Ninguém é igual a ninguém, mas Francisco dá toques de originalidade. Nota-se uma lufada de ar fresco nos documentos pontifícios, nas visitas, nas assembleias sinodais sobre a família, a Amazónia e os jovens, na ousada reforma da Cúria, nas entrevistas e escritos, nas linhas de combate aos abusos, na opção clara pelos migrantes, refugiados, perseguidos e outros descartados, na sua visão sobre economia, política e sociedade, na valorização do ecumenismo e diálogo inter-religioso, na simplicidade e alegria do seu ser e atuar. São dez anos de uma respiração eclesial diferente, com uma aposta clara na sinodalidade e no combate a tudo quanto desfigura o rosto da Igreja. Dá uma colaboração gigante na construção de uma Igreja credível, encurtando distâncias. Está a provar que a Igreja faz falta, tentando acreditá-la dentro e fora de portas.
Viagens cirúrgicas
Paulo VI ousou sair de Itália, João Paulo II universalizou estas viagens apostólicas, Bento XVI deu continuidade e o Papa Francisco já lá vai com 40 saídas ao encontro das periferias e das margens da história, tendo visitado o Bahrein, Cazaquistão, Tailândia, Iraque, Japão, Marrocos, Emiratos Árabes Unidos, Myanmar, Bangladesh, Egipto, Geórgia, Azerbaijão, Sri Lanka, Terra Santa e Turquia. Só mesmo a aposta no diálogo entre povos, culturas e religiões pode justificar tais visitas que mostram que, para Francisco, o mundo é um espaço sem fronteiras e a fraternidade é uma palavra-chave.

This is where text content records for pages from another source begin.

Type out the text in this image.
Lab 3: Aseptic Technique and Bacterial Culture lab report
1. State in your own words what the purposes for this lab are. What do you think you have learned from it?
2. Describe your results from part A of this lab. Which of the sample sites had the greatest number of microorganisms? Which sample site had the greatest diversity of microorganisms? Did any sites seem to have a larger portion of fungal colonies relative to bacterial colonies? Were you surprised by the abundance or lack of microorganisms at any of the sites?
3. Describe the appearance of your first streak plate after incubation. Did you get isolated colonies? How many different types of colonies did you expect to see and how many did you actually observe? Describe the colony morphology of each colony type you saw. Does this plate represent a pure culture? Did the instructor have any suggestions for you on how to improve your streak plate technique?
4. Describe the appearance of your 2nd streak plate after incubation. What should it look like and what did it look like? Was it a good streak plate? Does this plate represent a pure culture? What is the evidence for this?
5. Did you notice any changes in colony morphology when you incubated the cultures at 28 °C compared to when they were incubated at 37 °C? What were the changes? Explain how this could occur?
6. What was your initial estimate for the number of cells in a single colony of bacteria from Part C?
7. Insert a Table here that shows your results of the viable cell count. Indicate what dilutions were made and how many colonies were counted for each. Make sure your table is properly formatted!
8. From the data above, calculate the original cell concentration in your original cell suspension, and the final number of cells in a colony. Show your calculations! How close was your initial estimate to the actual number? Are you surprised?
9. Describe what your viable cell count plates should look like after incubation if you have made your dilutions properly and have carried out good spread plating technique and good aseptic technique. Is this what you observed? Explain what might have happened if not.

A força dos documentos pontifícios
Francisco tem ajudado o mundo e a Igreja a olhar para a alegria do evangelho, do amor, da ecologia, das bem-aventuranças… Há uma convicção profunda de que sem justiça não há felicidade. A exortação apostólica ‘A Alegria do Evangelho’ foi recebida como algo de muito original, se atendermos ao facto de ser um documento programático. É nova nos conteúdos, nas focagens e no estilo.
Ecologia integral e fraternidade universal
Na encíclica ‘Laudato Si’ é apresentado o conceito de ‘ecologia integral’, pois há que amar os pobres e respeitar a natureza, a nossa casa comum. O filme ‘A carta’, recentemente realizado, mostra os efeitos dramáticos das alterações climáticas na vida dos mais pobres e faz um apelo a uma conversão ecológica global, combatendo a poluição, ajudando os mais frágeis e escolhendo um estilo de vida simples e fraterno. Já a encíclica ‘Fratelli Tutti’ resulta da convicção profunda do Papa sobre a importância decisiva da fraternidade humana, depois de ter assinado o documento de Abu Dhabi.
O futuro no planeta jovem
Vindo de um continente jovem, mas onde os mais novos têm o futuro comprometido, é normal a sua opção pelas novas gerações. Na Jornada Mundial da Juventude (JMJ) em Cracóvia, o Papa pediu aos jovens que abandonassem o comodismo fácil do sofá. Disse: “Este tempo aceita apenas jogadores titulares em campo, não há lugar para suplentes. O mundo de hoje pede-vos para serdes protagonistas da história, porque a vida é bela desde que a queiramos viver, desde que queiramos deixar uma marca”. Em Lisboa, a JMJ pretende ser a mais ecológica de sempre e, para tal, existe o simbólico gabinete ‘Diálogo/Proximidade’, com o objetivo de assegurar que a JMJ aplica os valores gravados na ‘Laudato Si’ e na ‘Fratelli Tutti’.
Gestos que apontam para o futuro
Lavar os pés a reclusas, viver em Santa Marta, deslocar-se num carro simples, rezar sozinho à chuva pelo fim da pandemia, fazer a primeira viagem a Lampedusa para chorar aqueles por quem ninguém chora, beijar os pés dos líderes desavindos do Sudão do Sul, deixar-se entrevistar, aprofundar os encontros de Assis, gritar que a guerra é sempre uma derrota para a humanidade, apostar numa educação e numa economia que não matem e chorar na oração pelas vítimas na Ucrânia, são um conjunto de atitudes que fazem de Francisco um homem sem medo de expor o peito às balas. O futuro da Igreja e da humanidade está na sinodalidade, neste caminhar juntos, em atitude de escuta e diálogo aberto, empurrados e inspirados pelo Espírito Santo que sopra quando, como e onde quer. Por isso, todos os tempos, lugares e pessoas são decisivos para a construção do mundo e da Igreja do amanhã.